Los trastornos mentales tan de moda hoy se deben a la resistencia que ponemos a
las nimiedades que diariamente se nos plantean. La cola que ocasiona hacer el
análisis de sangre o por vacunarse contra la Covid-19, cuando alguien nos dice
una impertinencia que nos molesta y guardamos resentimiento en nuestro corazón,
cuando resbalamos, nos caemos y nos rompemos un brazo, los conflictos en el
trabajo, la muerte de un hijo, los conflictos conyugales…Todas estas
incidencias que no sabemos cómo afrontarlas debidamente son las que hacen que
la vida sea insoportable. Lo que nos
produce agobio no son grandes crisis. Las pequeñeces diarias son las que hacen
que malvivamos. El pataleo que contra ellas damos se debe a que no tomamos en
cuenta a Dios que desea cobijarnos bajo
la sombra de sus alas protectoras como la gallina lo hace con sus polluelos al
menor síntoma de peligro.
El
texto que comentamos nos invita a hacer lo que la gallina hace con los
polluelos. Jesús lo dice con toda claridad: “Venid
a mi todos los que estáis cargados y trabajados y os haré descansar. Llevad mi
yugo sobre vosotros, y aprended de mí que soy manso y humilde de corazón, y
hallareis descanso para vuestras almas, porque
mi yugo es fácil, y ligera mi carga” (Mateo 11. 28-30).
Lector,
para que puedas echar sobre Jesús la tediosa carga que tanto te enoja, para
recuperar el aliento que el esfuerzo continuado te ha quitado, para que la
misericordia del Señor puedas recibirla todos los días, es imprescindible que
creas en Él. Si todavía no has depositado la fe en Él, todavía estás a tiempo
para hacerlo.
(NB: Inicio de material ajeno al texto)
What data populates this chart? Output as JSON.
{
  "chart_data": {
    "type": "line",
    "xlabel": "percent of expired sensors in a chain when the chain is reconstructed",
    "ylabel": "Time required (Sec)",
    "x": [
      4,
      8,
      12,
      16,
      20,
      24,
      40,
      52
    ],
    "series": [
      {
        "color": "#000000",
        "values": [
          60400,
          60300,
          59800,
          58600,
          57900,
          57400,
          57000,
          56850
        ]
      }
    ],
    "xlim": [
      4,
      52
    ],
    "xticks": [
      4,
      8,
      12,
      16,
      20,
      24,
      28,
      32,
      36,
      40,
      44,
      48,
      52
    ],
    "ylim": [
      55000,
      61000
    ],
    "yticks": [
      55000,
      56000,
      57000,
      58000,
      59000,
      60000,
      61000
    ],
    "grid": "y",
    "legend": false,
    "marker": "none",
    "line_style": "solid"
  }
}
Dirígete a Él, diciéndole: “Señor
ayúdame en mi incredulidad”
LEVÍTICO 4: 1-30
“Cuando alguna persona pecare por yerro en
alguno de los mandamientos del Señor sobre cosas que no se han de hacer, e
hiciere alguna de ellas, si el sacerdote ungido pecare según el pecado del
pueblo…Y si toda la congregación de Israel hubiere errado, y el yerro estuviere
oculto a los ojos del pueblo, y hubiesen hecho algo contra alguno de los
mandamientos del Señor en cosas que no se han de hacer, y fueren
culpables…Cuando pecare un príncipe e hiciere un yerro, algo contra alguno de
todos los mandamientos del Señor su Dios sobre cosas que o se han de hacer y
pecare……”
En
todos los casos los culpables de haber pecado tenían que poner la mano sobre la
cabeza del animal que se ofrecía como ofrenda expiatoria.
Según
el Nuevo Testamento, Jesús es el “Cordero de Dios que quita el pecado del
mundo” (Juan 1: 29), “que habiendo
ofrecido una vez para siempre un solo sacrificio por los pecados, se ha sentado
a la diestra de Dios” (Hebreos 10: 12). “Y
la sangre de su Hijo nos limpia de todo pecado” (1 Juan 1: 7). La sangre de
los animales que se sacrificaban en el templo simbólicamente limpiaba los
pecados de quienes los ofrecían, pero no los borraban. Se tenían que ofrecer
diariamente. Especialmente una vez al año en el día de la expiación.
El
texto que sirve de base a esta meditación nos dice que tanto los sacerdotes, el
pueblo y los príncipes tenían que ofrecer el animal expiatorio en el momento de
ser conscientes de haber pecado contra uno de los mandamientos de la Ley de
Dios. Todos sin excepción: sacerdotes, príncipes, pueblo llano tenían que
ofrecer el sacrificio expiatorio que requería La Ley. Hoy, con la muerte y
resurrección de Jesús, cuya sangre limpia todos los pecados cometidos, los
pecadores no tienen que ir a ningún lugar concreto para ir al encuentro de
Jesús, el Cordero de Dios que quita el
pecado del mundo para ser perdonados. Jesús desmiente el engaño de la
enseñanza que exige que el pecador tenga que acudir al sacerdote para que en
confesión le perdone los pecados, cuando le dice a la samaritana: “Mujer, créeme, que la hora viene cuando ni
aun en este monte ni en Jerusalén adoraréis al Padre” (Juan 4: 21). Jesús
nos enseña a orar lejos de las miradas de la gente al decir: “Mas tú, cuando ores, entra en tu aposento,
y cerrada la perta, ora a tu Padre, y tu Padre que ve en lo secreto te
recompensará en público” (Mateo 6:
6). El aposento con la puerta cerrada puede ser la mesa en la oficina, la
cadena de montaje en la fábrica, el autobús, el tren…Cualquier lugar por
estrambótico que pueda parecernos es apropiado para que cuando sea necesario y
silenciosamente se pueda hacer al Padre esta breve súplica que tiene mucho
significado: “Dios, se propicio a mí
pecador” (Lucas 18: 13).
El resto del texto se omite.